Published measurements of osmotic pressure Π as a function of lattice spacing in skinned relaxed frog fibers, and fitted curves obtained with the extended electrostatic model (solid lines), using parameter values listed in Table 1. (Dashed lines) Radial stiffness derived from these fits via Eqs. 13 and 14. The values of do are the predicted equilibrium spacings at Π = 0. (A) Data of Umazume and Kasuga (16), assuming an ionic strength I of 0.14 M and a half-sarcomere length L = 1350 nm. (B) Data of Maughan and Godt (17) with I = 0.13 M and L = 1270 nm. (C) Data of Millman and Irving (7) with I = 0.11 M and L = 1300 nm, which show that a pressure bump must exist at a critical spacing dc that lies between 26.8 nm and the zero-pressure spacing (≈28 nm). All fits were made with dc = 26.8 nm. In panels B and C, data at higher osmotic pressures did not allow the same goodness of fit and were discarded.
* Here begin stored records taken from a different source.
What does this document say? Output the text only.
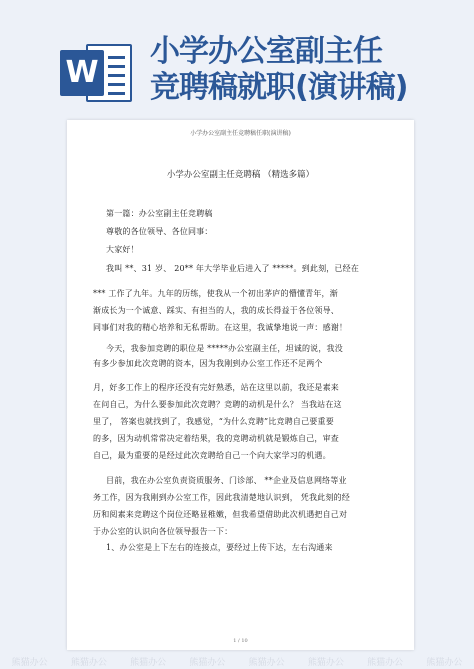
W
小学办公室副主任
竞聘稿就职(演讲稿)
小学办公室副主任竞聘稿任职(演讲稿)
小学办公室副主任竞聘稿 （精选多篇）
第一篇：办公室副主任竞聘稿
尊敬的各位领导、各位同事：
大家好！
我叫 **、31 岁、 20** 年大学毕业后进入了 *****。到此刻，已经在
*** 工作了九年。九年的历练，使我从一个初出茅庐的懵懂青年，渐
渐成长为一个诚意、踩实、有担当的人，我的成长得益于各位领导、
同事们对我的精心培养和无私帮助。在这里，我诚挚地说一声：感谢！
今天，我参加竞聘的职位是 *****办公室副主任，坦诚的说，我没
有多少参加此次竞聘的资本，因为我刚到办公室工作还不足两个
月，好多工作上的程序还没有完好熟悉，站在这里以前，我还是素来
在问自己，为什么要参加此次竞聘？竞聘的动机是什么？ 当我站在这
里了， 答案也就找到了，我感觉，“为什么竞聘”比竞聘自己要重要
的多，因为动机常常决定着结果，我的竞聘动机就是锻炼自己，审查
自己，最为重要的是经过此次竞聘给自己一个向大家学习的机遇。
目前，我在办公室负责资质服务、门诊部、 **企业及信息网络等业
务工作，因为我刚到办公室工作，因此我清楚地认识到， 凭我此刻的经
历和阅素来竞聘这个岗位还略显稚嫩，但我希望借助此次机遇把自己对
于办公室的认识向各位领导报告一下：
1、办公室是上下左右的连接点，要经过上传下达，左右沟通来
1 / 10
熊猫办公	熊猫办公	熊猫办公	熊猫办公	熊猫办公	熊猫办公	熊猫办公	熊猫办公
(A) Predicted lattice spacings as a function of ionic strength and filament charge density, starting from parameter values in the second column of Table 1. The five curves show the effects of multiplying the three charge densities by the same factor f, where f = 0.25, 0.5, 1, 2, and 4 from the lowest curve to the highest. At high ionic strength, the spacings generally stabilize at the critical value dc = 26.8 nm, where myosin heads just touch the actin filament. However, the smallest filament charges (f = 0.25) are insufficient to stabilize the lattice above 0.19 M. (B) The effect of pH changes, as calculated from the second column of Table 1 with a proton affinity of 104.5 M−1. For each type of filament, the number of proton binding sites was determined from isoelectric points of myosin and actin (see main text). As negative charges on filaments are neutralized by lowering the pH, the lattice spacing drops slowly and then rapidly toward the critical spacing of 26.8 nm.

(A) Lattice spacing as a function of half-sarcomere length L, showing data of Matsubara and Elliott (24) for relaxed skinned frog fibers at 0.16 M, and the prediction of the extended model with the parameters of the fifth column in Table 1. (Inset) Behavior near zero filament overlap at 1800 nm; the critical spacing becomes unstable and the equilibrium spacing decreases sharply to 17.5 nm, stabilized only by myosin-myosin and actin-actin interactions. (B) Binding energy per unit cell of the half-sarcomere, showing the total energy (solid line), the actin-myosin contribution (long-dashed line), the actin-actin contribution (medium dash), and the myosin-myosin contribution (short dash). The actin-myosin energy is strictly proportional to filament overlap length, whereas the relative proportions of A-M, A-S1, and M-S1 contributions (Fig. 2B) remain unchanged. Homo-filament energies are independent of the amount of overlap.